Touch ID and color accuracy retention — The MacBook's Touch ID is faster and more reliable than fingerprint-in-power-button. The Liquid Retina IPS panel holds factory color calibration for the full ownership cycle. OLED panels drift slightly over years.

Resale value — A 5-year-old MacBook Air retains 40-50% of MSRP. A 5-year-old ZenBook retains 15-25%. Over an upgrade cycle, the MacBook's effective cost is often lower despite the higher sticker.

Where ASUS ZenBook 14 OLED Wins

OLED display tech — True blacks, infinite contrast, 120Hz refresh, full DCI-P3 coverage and HDR-600. For photo grading, video color work, and movies, the ZenBook's panel is visibly superior to the MacBook's IPS. The MacBook's IPS is excellent — but it's still IPS. OLED is the dividing line.

Windows 11 + x86 software compatibility — Enterprise tools, niche Windows-only software, Visual Studio with .NET on Windows, AutoCAD, SolidWorks, most games — all run natively. macOS requires Parallels ($129/yr) or simply can't run some software at all. For Windows-shop developers and most enterprises, this is the deciding factor.

HDMI 2.1 and USB-A built in — Plug into a projector, a USB stick, or an external monitor without dongles. The MacBook Air requires a USB-C hub ($30-80) the moment you leave the house. The ZenBook is dock-and-go.

Fingerprint + Windows Hello face recognition — Two biometric login paths. The face login wakes the laptop and signs you in as you sit down — no key press. The MacBook only offers Touch ID; no face unlock.

Price advantage — Equivalent 16GB / 512GB configurations are typically $200-400 cheaper on the ZenBook. For students, contractors and price-sensitive buyers, that gap funds a Wi-Fi 7 router or an external monitor.

Lighter and more portable — 2.82 lb vs 3.3 lb. Half a pound matters across a year of commuting. The 14" footprint also fits standard backpack laptop sleeves more easily than the 15" MacBook.

OLED for color work — Photographers and colorists who work outside of Apple's Final Cut/Logic ecosystem get a calibration-ready OLED panel with hardware HDR. Pair with Lightroom Classic or DaVinci Resolve and the OLED earns its premium.

Which One Should You Buy?

Best for iPhone owners — MacBook Air 15" M4

If your phone is an iPhone, the ecosystem integration alone justifies the MacBook.

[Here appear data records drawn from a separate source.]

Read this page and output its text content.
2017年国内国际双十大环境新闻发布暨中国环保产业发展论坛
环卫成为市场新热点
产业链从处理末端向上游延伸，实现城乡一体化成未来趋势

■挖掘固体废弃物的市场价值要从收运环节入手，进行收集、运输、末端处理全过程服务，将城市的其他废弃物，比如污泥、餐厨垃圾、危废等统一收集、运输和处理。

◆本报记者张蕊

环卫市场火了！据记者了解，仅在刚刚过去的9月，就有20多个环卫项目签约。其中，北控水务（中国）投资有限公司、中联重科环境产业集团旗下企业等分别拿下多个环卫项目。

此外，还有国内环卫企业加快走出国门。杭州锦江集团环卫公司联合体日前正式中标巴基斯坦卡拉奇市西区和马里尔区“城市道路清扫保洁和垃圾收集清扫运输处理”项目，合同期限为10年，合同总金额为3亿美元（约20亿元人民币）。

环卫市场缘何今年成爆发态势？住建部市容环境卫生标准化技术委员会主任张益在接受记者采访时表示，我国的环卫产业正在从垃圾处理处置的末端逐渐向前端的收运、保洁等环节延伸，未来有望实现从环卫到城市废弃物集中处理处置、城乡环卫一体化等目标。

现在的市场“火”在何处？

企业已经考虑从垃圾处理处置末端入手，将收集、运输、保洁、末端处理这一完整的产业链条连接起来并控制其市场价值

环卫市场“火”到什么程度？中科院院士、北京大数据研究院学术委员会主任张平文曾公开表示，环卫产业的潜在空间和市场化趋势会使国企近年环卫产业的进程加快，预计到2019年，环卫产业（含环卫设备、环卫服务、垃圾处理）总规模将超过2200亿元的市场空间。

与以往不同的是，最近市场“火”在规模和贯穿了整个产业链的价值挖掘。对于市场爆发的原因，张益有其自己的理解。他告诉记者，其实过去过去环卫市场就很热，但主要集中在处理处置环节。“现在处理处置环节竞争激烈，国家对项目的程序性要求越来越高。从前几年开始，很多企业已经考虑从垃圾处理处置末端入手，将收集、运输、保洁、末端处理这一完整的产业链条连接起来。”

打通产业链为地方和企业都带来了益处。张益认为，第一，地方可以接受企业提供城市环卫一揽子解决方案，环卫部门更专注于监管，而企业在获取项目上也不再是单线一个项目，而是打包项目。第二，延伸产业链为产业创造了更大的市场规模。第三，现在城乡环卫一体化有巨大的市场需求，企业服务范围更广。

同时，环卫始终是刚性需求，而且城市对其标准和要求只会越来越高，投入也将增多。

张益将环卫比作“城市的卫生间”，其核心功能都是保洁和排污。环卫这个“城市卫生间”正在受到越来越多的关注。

AirDrop, iMessage, Continuity Camera, unlock-with-Apple-Watch and seamless tab handoff in Safari add up to material daily friction reduction. Buy the MacBook and stop fighting the operating system.

See MacBook Air 15" M4 on Amazon → →

Best for video editor on the go — MacBook Air 15" M4

Final Cut Pro on M4 is fast, fanless, and runs all day on battery. The unified memory architecture means 4K ProRes timelines edit smoothly even on the 16GB model. The 6-speaker spatial audio system is genuinely useful for monitoring without headphones. For mobile video work outside a studio, the MacBook is the right tool.

See MacBook Air 15" M4 on Amazon → →

Best for cross-platform software development — ASUS ZenBook 14 OLED

Windows-shop developers, .NET teams, and engineers who need x86 Docker or Windows-specific tooling are better served by the ZenBook. Add WSL2 for a Linux dev environment and you have the broadest software compatibility available in a 14" form factor. The Intel Core Ultra variant is the safer pick for native x86 emulation; Snapdragon X is improving but still has compatibility edge cases in 2026.

See ASUS ZenBook 14 OLED on Amazon → →

Best for creative pros who want OLED — ASUS ZenBook 14 OLED

If color-critical work matters and you live outside Apple's ecosystem, the ZenBook's 2.8K OLED panel is the better display. True blacks, hardware HDR, full DCI-P3 — pair it with a calibrated external display for studio work and the on-the-go panel for client previews. The 120Hz refresh also makes general use feel smoother than the MacBook's 60Hz Liquid Retina.

See ASUS ZenBook 14 OLED on Amazon → →

Frequently Asked Questions

Is OLED burn-in a real concern on laptops?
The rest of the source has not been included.